Возможно, говорящие головы на волшебной самопоказке. Или ужины на кухне без прислуги, но при посредстве самохолодящего и саморазогревающего ящиков. А возможно, стихи Иосифа Бродского. Но вполне вероятно, что на гордость нации самое сильное впечатление произвел бы настенный календарь с Памелой Андерсон в бикини, висящий на стенке присутствия. (А что? Героя акунинской пьесы «Зеркало Сен-Жермена», волею автора перенесенного из начала XIX века на 100 лет вперед, именно подобный календарь и сразил: видать, и Акунин с женой…)
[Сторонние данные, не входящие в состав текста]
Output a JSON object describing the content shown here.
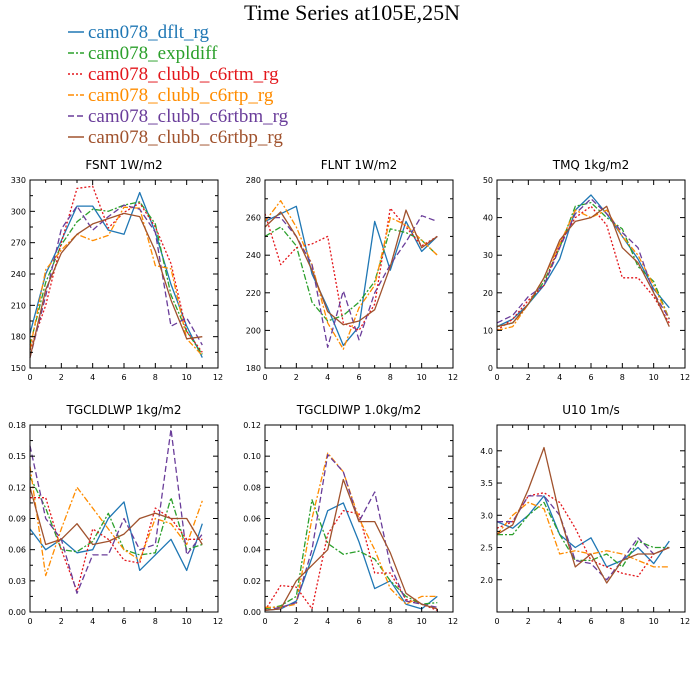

Подобные игры – типа «А что бы сказал Пушкин?» – вообще здорово освежают взгляд на привычные вещи. Замечаешь леса антенн на крышах; понимаешь, что паровое отопление – ровесник наших не пра-, а просто дедушек. Да господи: представьте себе блистательную мировую столицу, Париж или Санкт-Петербург, всего лишь вековой давности. Лифтов ни в османовских семиэтажных, ни в питерских шестиэтажных домах нет. Сортиры: в Париже – общий на лестничной площадке, в Питере – во дворе (потому под кроватями – ночные горшки; поутру для гигиены – таз и кувшин с водой). На дорогах – ни светофоров, ни правил движения. Из-за навоза амбре невозможное, вода в Фонтанке и Сене еще та, в газетах пишут, что лошадиное дерьмо скоро погребет под собой человечество… (Думаю, современник в картине поправил бы детали, но в целом бы узнал.)
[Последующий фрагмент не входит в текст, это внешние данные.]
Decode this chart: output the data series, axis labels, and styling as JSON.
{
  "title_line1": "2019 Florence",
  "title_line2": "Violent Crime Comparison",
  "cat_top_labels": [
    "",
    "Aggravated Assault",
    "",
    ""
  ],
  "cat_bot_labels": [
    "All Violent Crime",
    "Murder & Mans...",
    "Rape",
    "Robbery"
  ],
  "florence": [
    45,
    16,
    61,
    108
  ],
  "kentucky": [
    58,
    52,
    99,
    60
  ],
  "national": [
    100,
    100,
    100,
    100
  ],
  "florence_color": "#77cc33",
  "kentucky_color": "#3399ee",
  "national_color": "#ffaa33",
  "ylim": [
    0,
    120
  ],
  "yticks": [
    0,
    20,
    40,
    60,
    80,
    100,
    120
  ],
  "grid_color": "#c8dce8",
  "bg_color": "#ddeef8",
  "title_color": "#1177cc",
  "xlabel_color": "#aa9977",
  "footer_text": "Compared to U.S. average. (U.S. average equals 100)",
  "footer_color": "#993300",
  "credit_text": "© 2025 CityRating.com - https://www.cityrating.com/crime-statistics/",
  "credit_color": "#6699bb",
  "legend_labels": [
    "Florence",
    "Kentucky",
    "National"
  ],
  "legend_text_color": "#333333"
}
И вот, моделируя прошлое подобным образом, недавно я непроизвольно сыграл в еще одну игру: а что было бы, когда б машина времени перенесла меня на 300 лет назад? И меня, мужчину без бороды и усов, но в непонятных синих штанах, в пухлом кафтане и с металлической полупрозрачной блямбой, подозрительно закрепленной ленточкой на запястье, доставили бы сначала в Тайный приказ, а оттуда, как сумасшедшего государственной важности, – к самому Петру I?

Что бы о пути, пройденном цивилизацией, смог я рассказать российскому самодержцу и чему бы смог его научить?
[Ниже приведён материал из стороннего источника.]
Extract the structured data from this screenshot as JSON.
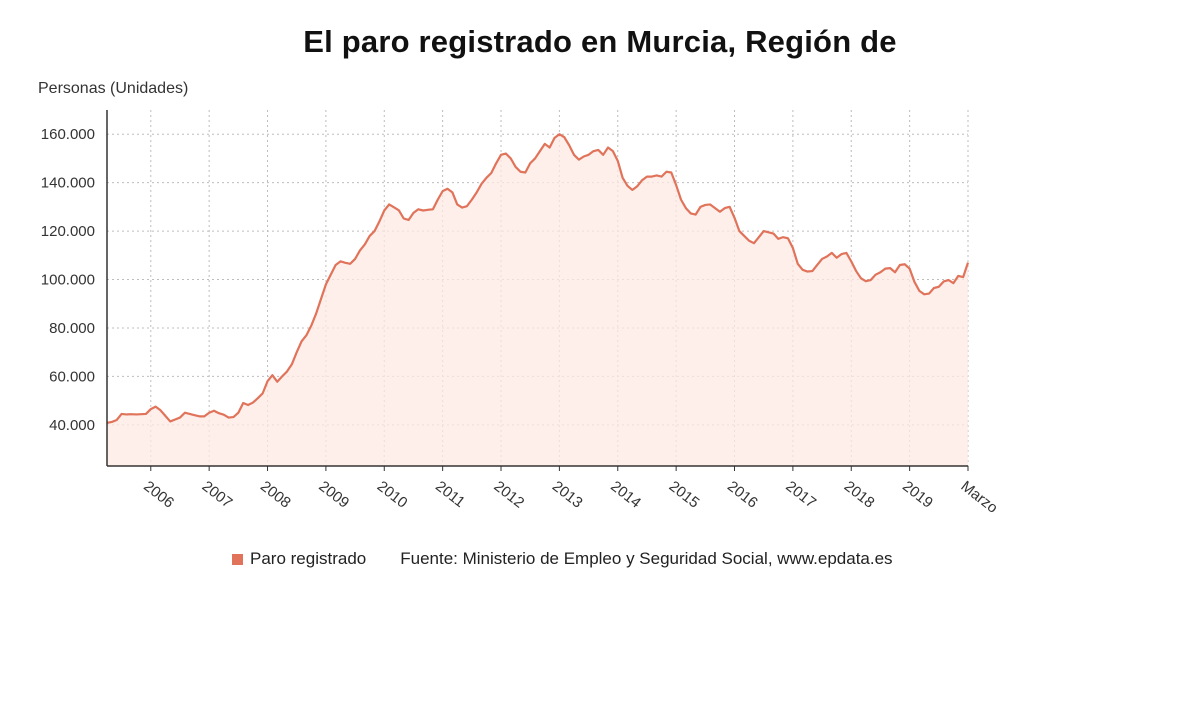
{
  "title": "El paro registrado en Murcia, Región de",
  "colors": {
    "line": "#e0735a",
    "fill": "#fde9e4",
    "grid": "#bdbdbd",
    "axis": "#333333"
  },
  "legend": {
    "series_label": "Paro registrado",
    "source": "Fuente: Ministerio de Empleo y Seguridad Social, www.epdata.es"
  },
  "chart_data": {
    "type": "area",
    "ylabel": "Personas (Unidades)",
    "ylim": [
      23000,
      170000
    ],
    "y_ticks": [
      40000,
      60000,
      80000,
      100000,
      120000,
      140000,
      160000
    ],
    "y_tick_labels": [
      "40.000",
      "60.000",
      "80.000",
      "100.000",
      "120.000",
      "140.000",
      "160.000"
    ],
    "x_tick_labels": [
      "2006",
      "2007",
      "2008",
      "2009",
      "2010",
      "2011",
      "2012",
      "2013",
      "2014",
      "2015",
      "2016",
      "2017",
      "2018",
      "2019",
      "Marzo"
    ],
    "grid": true,
    "legend_position": "bottom",
    "series": [
      {
        "name": "Paro registrado",
        "start": "2005-04",
        "end": "2020-03",
        "values": [
          40800,
          41200,
          42000,
          44500,
          44300,
          44400,
          44300,
          44400,
          44500,
          46500,
          47500,
          46000,
          43700,
          41400,
          42200,
          43000,
          45000,
          44500,
          44000,
          43500,
          43500,
          45000,
          45800,
          44800,
          44200,
          43000,
          43200,
          45000,
          49000,
          48200,
          49200,
          51000,
          53000,
          58000,
          60500,
          57800,
          60000,
          62000,
          65000,
          70000,
          74500,
          77000,
          81000,
          86000,
          92000,
          98000,
          102000,
          106000,
          107500,
          106900,
          106500,
          108500,
          112000,
          114500,
          118000,
          120000,
          124000,
          128500,
          131000,
          129800,
          128600,
          125200,
          124600,
          127500,
          129000,
          128500,
          128800,
          129000,
          133000,
          136500,
          137500,
          136000,
          131000,
          129700,
          130300,
          133000,
          136000,
          139500,
          142000,
          144000,
          148000,
          151500,
          152000,
          150000,
          146500,
          144500,
          144200,
          148000,
          150000,
          153000,
          156000,
          154500,
          158500,
          160000,
          158800,
          155500,
          151500,
          149500,
          150800,
          151500,
          153000,
          153500,
          151500,
          154500,
          153000,
          149000,
          142000,
          138700,
          137000,
          138500,
          141000,
          142500,
          142500,
          143000,
          142500,
          144500,
          144200,
          139000,
          133000,
          129500,
          127300,
          126800,
          130000,
          130800,
          131000,
          129500,
          128000,
          129500,
          130000,
          125500,
          120000,
          118000,
          116000,
          115000,
          117500,
          120000,
          119500,
          119000,
          116800,
          117500,
          117000,
          113000,
          106500,
          104000,
          103300,
          103500,
          106000,
          108500,
          109500,
          111000,
          109000,
          110500,
          111000,
          107500,
          103500,
          100500,
          99300,
          99800,
          102000,
          103000,
          104500,
          104700,
          103000,
          106000,
          106300,
          104500,
          99000,
          95300,
          93900,
          94200,
          96500,
          97000,
          99200,
          99800,
          98500,
          101500,
          101000,
          107000
        ]
      }
    ]
  }
}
Ну хорошо, про компьютеры разговор оставим: даже если батарейки протянут часов пять, мой ноутбук выполнит лишь роль удостоверения личности гражданина XXI века. Электричества, понятное дело, в 1710-м не было. А вот сможете ли вы, вслед за мной, объяснить Петру, что это такое? Соорудить при помощи цинковых и медных кружков, бумаги и соляного раствора простейший гальванический элемент? Работающую динамо-машину? Запустить при ее помощи собственноручно собранный электромоторчик? Или Петр уже слышал что-то про опыты с «магнетизмом», как называлось электричество в XVIII веке? Или Стивен Грей открыл электропроводимость металлов уже после Петра? Или не Грей?

Вот видите: вопросов столько, что хоть собирай команду из «Что? Где? Когда?» – да и то не уверен, что Бялко или Друзь смогли бы действующий электромоторчик на глазах Петра I собрать.

Так что, возможно, собирать надо было что попроще – не электрическую, а паровую машину (кстати, Иван Ползунов – это какие годы? А ну-ка, ответьте даже без минуты на размышление!), а затем – к принципу действия коленвала, к двигателю внутреннего сгорания, к идее крекинга нефти с разделением на легкие и тяжелые фракции… Кстати: а где в Российской империи нефть находится ближе всего к поверхности земли? Каковы признаки ее залегания? Как добывают? (Эти вот смешные, напоминающие молот на оси нефтяные качалки, которые мы видели в фильмах, – они по какому принципу работают?)